A Grenoble, l’affaire des hébergements d’urgence dans les écoles se poursuit. Les opposants de Réconcilier Grenoble chargent la maire Laurence Ruffin.

Ce mercredi 2 septembre, c’est le groupe d’opposition Réconcilier Grenoble qui monte au créneau. Il dénonce dans un communiqué "l’entre-deux ridicule de Laurence Ruffin" et "les signaux contradictoires sur l'avenir des familles hébergées dans les écoles grenobloises".

Il ajoute : "Menace de plainte brandie, puis aussitôt édulcorée en simple "acte administratif" ; grandes annonces de réquisitions en début de mandat, pour déjà les enterrer en septembre. Laurence Ruffin ne sait plus sur quel pied danser, et personne n'est dupe."

Pour Réconcilier Grenoble, cette situation ne peut plus durer car "une école n’est pas un centre d’hébergement d’urgence". Surtout au vu du contexte de rentrée : "Un établissement scolaire ne peut pas durablement faire coexister projet éducatif et accueil de familles à la rue."

Aujourd’hui, l’opposition appelle donc au "bon sens" et à des actions concrètes. Elle met, notamment, en avant "800 logements vides chez ACTIS".

La mairie en ligne de mire

Mais, plus largement, c’est la politique de la majorité municipale qui est critiquée. "Car comme toujours on navigue à vue chez Laurence Ruffin : une posture vient en chasser une autre, car elle ne veut pas se mettre à dos LFI à qui elle doit son élection et qui fait son beurre électoral sur la misère des familles hébergées", dénoncent les conseillers municipaux.

Le ton est donné : "À vouloir ménager la chèvre et le chou, Laurence Ruffin ne satisfait personne et, comme d'habitude, brasse de l'air sans rien résoudre. Ce dossier illustre une fois de plus l'incapacité de la majorité à trancher et à assumer une ligne politique claire", conclut le groupe de Clément Chappet.

Une situation tendue

Pour rappel, à Grenoble, fin mars 2025, on estimait à 4560 le nombre de personnes domiciliées dans les Centres communaux d’action sociale (CCAS), dont près de 1080 mineurs.
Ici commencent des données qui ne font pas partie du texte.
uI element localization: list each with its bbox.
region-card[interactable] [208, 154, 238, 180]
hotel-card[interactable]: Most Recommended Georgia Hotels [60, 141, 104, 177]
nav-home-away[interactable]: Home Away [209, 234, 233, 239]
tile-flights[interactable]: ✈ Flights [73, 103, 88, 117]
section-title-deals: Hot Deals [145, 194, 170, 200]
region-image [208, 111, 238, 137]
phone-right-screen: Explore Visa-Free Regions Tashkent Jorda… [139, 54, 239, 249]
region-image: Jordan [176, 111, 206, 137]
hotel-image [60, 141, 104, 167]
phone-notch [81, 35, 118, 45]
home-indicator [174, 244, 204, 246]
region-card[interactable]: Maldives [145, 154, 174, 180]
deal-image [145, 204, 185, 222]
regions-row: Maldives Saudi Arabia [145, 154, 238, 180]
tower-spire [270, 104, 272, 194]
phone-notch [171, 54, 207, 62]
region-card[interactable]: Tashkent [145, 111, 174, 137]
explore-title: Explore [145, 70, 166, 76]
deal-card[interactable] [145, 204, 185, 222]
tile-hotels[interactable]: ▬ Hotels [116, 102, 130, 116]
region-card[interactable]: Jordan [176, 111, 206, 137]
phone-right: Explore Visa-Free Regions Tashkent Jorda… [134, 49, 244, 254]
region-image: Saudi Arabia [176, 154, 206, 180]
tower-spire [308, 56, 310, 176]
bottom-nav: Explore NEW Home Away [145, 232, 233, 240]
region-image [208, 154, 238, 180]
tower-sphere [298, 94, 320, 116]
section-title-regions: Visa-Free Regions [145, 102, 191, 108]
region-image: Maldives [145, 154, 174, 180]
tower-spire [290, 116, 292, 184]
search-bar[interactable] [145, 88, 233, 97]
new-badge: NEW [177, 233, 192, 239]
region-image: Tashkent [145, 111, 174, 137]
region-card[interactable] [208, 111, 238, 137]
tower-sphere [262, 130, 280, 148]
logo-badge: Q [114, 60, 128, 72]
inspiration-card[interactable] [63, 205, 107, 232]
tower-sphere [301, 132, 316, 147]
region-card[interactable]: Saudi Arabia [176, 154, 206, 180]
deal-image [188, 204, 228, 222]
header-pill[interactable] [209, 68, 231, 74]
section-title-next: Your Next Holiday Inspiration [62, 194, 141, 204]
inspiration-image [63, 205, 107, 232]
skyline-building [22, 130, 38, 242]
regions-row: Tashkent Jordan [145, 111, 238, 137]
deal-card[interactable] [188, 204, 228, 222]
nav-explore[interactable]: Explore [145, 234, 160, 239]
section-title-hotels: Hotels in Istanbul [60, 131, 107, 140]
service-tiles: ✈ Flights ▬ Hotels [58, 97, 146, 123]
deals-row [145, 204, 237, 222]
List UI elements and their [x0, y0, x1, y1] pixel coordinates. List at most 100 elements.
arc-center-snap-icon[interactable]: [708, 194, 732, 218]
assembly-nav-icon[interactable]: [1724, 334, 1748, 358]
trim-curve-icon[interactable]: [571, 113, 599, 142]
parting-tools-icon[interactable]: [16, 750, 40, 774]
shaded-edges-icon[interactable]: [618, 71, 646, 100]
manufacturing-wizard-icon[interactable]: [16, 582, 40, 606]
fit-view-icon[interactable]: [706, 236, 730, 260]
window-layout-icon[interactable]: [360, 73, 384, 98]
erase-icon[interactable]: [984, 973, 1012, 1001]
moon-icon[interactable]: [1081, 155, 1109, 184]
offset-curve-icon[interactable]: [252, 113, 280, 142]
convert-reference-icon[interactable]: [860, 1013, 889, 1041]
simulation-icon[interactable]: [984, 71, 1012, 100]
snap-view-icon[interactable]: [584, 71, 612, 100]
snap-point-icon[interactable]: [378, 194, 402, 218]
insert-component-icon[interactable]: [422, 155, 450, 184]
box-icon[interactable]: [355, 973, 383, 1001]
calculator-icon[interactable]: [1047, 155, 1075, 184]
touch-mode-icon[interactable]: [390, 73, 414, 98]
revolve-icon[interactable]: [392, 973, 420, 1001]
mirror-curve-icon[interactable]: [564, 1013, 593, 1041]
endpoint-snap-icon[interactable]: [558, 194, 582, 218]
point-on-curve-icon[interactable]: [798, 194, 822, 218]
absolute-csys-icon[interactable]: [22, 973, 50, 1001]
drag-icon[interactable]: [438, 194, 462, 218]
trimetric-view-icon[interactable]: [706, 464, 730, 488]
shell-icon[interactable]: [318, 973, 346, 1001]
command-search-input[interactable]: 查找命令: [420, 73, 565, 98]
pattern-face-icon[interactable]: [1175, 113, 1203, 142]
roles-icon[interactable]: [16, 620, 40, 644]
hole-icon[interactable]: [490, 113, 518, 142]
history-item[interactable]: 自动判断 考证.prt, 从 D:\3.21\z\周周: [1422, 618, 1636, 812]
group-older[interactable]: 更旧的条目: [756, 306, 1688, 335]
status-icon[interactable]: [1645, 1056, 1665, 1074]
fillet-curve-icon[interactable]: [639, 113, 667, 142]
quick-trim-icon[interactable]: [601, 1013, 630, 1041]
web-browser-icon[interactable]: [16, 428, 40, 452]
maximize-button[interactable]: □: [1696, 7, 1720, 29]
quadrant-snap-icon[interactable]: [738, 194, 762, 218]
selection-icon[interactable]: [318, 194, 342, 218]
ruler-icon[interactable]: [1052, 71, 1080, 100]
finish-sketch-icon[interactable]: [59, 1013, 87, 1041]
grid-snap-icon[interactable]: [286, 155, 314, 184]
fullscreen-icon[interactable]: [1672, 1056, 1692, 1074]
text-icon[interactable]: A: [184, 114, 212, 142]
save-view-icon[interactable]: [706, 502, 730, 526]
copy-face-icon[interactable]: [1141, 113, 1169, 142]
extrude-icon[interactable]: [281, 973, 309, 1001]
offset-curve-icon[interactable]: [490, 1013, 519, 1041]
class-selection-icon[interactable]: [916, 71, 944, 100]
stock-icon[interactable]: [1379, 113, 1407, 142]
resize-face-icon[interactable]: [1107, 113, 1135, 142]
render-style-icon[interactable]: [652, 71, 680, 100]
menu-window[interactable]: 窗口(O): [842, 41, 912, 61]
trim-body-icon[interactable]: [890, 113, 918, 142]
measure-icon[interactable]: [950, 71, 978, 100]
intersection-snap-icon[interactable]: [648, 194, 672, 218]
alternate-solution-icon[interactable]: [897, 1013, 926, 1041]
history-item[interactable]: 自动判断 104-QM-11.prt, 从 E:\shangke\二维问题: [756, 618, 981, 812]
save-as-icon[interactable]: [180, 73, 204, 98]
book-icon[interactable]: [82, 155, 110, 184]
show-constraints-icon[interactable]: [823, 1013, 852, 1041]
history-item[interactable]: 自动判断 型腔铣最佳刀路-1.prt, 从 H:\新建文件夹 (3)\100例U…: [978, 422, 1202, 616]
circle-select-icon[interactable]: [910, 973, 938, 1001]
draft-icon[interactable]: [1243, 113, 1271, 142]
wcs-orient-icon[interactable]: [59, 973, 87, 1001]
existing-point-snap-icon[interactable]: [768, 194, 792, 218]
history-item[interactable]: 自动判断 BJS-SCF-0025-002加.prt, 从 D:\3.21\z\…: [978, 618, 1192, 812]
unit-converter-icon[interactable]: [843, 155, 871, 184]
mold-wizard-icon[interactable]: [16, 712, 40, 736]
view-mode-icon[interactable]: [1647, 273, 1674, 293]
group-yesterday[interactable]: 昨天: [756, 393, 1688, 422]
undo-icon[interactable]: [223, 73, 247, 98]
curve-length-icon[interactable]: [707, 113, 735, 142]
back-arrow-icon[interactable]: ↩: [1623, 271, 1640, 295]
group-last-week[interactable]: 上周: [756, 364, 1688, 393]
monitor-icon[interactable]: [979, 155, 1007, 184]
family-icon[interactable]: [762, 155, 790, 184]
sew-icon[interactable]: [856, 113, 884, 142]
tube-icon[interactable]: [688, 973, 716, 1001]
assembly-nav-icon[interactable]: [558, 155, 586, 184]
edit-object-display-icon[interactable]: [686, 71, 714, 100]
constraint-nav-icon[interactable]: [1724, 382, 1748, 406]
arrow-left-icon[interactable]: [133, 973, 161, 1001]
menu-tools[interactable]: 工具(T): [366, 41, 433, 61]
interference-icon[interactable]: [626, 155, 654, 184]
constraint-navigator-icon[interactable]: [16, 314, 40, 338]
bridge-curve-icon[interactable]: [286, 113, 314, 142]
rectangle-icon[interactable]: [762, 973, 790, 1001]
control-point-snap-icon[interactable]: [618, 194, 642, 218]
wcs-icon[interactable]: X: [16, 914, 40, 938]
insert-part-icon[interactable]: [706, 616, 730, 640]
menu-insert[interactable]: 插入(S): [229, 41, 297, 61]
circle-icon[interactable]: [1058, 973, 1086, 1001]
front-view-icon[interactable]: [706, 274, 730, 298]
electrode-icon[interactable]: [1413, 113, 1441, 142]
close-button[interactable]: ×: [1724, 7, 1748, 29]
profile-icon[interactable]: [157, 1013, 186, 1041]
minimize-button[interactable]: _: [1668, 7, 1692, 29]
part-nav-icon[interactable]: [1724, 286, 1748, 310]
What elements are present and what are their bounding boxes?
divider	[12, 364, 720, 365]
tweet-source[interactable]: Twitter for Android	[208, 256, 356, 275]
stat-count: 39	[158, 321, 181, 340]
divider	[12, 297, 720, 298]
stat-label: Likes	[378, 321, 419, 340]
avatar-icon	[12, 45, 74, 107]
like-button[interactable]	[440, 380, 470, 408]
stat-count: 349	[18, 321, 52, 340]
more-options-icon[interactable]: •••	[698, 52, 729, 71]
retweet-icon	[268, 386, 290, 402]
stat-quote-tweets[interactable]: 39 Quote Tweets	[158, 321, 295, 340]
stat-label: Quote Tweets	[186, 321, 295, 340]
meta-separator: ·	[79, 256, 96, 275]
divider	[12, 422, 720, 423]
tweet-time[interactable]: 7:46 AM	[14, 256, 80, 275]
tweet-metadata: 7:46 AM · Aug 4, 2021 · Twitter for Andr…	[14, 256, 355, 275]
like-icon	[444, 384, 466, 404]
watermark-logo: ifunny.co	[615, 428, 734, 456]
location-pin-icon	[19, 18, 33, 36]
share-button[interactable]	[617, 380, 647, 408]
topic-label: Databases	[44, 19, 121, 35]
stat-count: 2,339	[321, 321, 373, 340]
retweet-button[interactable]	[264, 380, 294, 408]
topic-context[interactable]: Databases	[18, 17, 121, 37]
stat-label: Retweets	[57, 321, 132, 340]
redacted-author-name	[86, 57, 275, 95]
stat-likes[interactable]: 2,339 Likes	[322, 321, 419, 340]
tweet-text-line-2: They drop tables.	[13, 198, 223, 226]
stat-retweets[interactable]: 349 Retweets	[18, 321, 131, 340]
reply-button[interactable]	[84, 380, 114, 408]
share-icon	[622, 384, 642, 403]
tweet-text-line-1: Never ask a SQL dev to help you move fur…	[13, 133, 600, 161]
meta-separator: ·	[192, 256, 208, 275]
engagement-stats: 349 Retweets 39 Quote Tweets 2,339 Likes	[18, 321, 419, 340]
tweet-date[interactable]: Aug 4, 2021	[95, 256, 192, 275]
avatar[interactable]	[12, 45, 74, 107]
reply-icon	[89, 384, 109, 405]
Parmi elles, 57% déclarent vivre chez un tiers, 16% bénéficient d’un hébergement d’urgence, 25% déclarent vivre à la rue, en habitat de fortune ou en squats ou bidonvilles et les 2% restant ne sont pas renseignés.

Depuis plus de 4 ans, des collectifs de parents mettent des familles à l’abri dans les écoles. Mais cela reste insuffisant. En mars 2025, le tribunal administratif de Grenoble a condamné l’Etat à indemniser la Ville à hauteur de 75 000 euros pour son action compensatrice en faveur de l’hébergement d’urgence. Cette décision est la première rendue à la suite des recours en justice engagés en février 2024 par Grenoble, Strasbourg, Lyon, Bordeaux et Rennes. Leur but : obtenir que l’Etat remplisse ses obligations légales en matière d’hébergement d’urgence.